The payment plan proposed by the US Fish and Wildlife Service has never been tried before on a large scale with a wide-ranging predator, officials say.
 
Landowners could receive $22 per acre to maintain the cattle pastures and wooded scrub increasingly critical as panther terrain.
 
A growing number of panthers are hemmed into a shrinking corner of south-west Florida, where their ability to roam is threatened by ever expanding subdivisions and highways.
 
Florida panther numbers have more than tripled in recent decades to between 100 and 180, according to government estimates. But state officials say more than twice as many would be needed, in multiple populations, before the species could be downgraded on the endangered list.
 
Seventeen panthers already have died this year, mostly hit by cars, putting the year on track to be one of the deadliest for the species in recent history, according to state records.
 
The deaths exacerbate the struggles that panther advocates face in building on past successes.

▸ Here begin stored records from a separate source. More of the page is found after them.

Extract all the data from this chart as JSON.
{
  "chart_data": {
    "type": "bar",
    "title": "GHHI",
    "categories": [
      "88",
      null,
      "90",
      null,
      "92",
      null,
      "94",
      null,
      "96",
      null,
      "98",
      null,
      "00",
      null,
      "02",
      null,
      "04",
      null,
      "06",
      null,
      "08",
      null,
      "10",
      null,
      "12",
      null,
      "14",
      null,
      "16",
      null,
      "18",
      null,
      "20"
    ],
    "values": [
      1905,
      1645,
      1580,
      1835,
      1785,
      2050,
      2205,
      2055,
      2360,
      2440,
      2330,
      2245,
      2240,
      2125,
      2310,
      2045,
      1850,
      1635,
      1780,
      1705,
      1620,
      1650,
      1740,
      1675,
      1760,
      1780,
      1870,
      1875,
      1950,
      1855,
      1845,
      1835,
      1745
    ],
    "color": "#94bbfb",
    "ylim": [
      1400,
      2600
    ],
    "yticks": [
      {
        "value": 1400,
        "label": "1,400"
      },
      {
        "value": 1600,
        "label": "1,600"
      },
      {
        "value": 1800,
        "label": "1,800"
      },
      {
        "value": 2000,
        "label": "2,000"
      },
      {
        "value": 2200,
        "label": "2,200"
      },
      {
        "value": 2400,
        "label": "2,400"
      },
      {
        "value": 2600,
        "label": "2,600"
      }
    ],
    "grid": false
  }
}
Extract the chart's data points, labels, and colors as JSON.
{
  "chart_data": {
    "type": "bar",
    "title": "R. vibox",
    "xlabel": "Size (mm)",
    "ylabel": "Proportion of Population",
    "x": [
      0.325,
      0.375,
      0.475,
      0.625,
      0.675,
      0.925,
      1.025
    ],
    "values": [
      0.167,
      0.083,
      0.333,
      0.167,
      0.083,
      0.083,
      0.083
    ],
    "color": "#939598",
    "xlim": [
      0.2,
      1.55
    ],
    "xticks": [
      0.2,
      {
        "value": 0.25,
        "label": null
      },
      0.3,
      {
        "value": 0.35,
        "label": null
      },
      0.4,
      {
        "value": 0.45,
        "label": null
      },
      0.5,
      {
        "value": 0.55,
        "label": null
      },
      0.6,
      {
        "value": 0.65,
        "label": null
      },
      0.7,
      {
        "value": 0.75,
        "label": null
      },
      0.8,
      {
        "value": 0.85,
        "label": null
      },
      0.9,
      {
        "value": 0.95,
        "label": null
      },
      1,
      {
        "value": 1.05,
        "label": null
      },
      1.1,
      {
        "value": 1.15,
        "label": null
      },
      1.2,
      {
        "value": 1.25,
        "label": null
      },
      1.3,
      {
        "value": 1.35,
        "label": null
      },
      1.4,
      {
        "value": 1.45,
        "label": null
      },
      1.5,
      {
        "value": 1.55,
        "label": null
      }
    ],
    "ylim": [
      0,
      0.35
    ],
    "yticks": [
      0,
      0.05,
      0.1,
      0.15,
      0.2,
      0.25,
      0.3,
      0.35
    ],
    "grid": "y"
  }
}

The rebound came after eight Texas pumas were introduced in 1995 to strengthen the Florida panther's genetics. The Florida panther is the last subspecies of puma surviving in the eastern United States.
 
Continuing the progress requires help from private landowners, say wildlife officials, acknowledging that many ranchers resent the official state animal, which can prey on their livestock.
 
It's unclear how the payments, yet unfunded, would affect other federal farm bill programs, as well as state and private conservation efforts.
 
Wildlife officials would start with a three-year pilot project covering 10% of the desirable terrain in private hands, at a total cost of about $1.5m.
 
But the money would not stop landowners from selling out to development in another decade or two. Conservation groups call the short-term horizon a concern.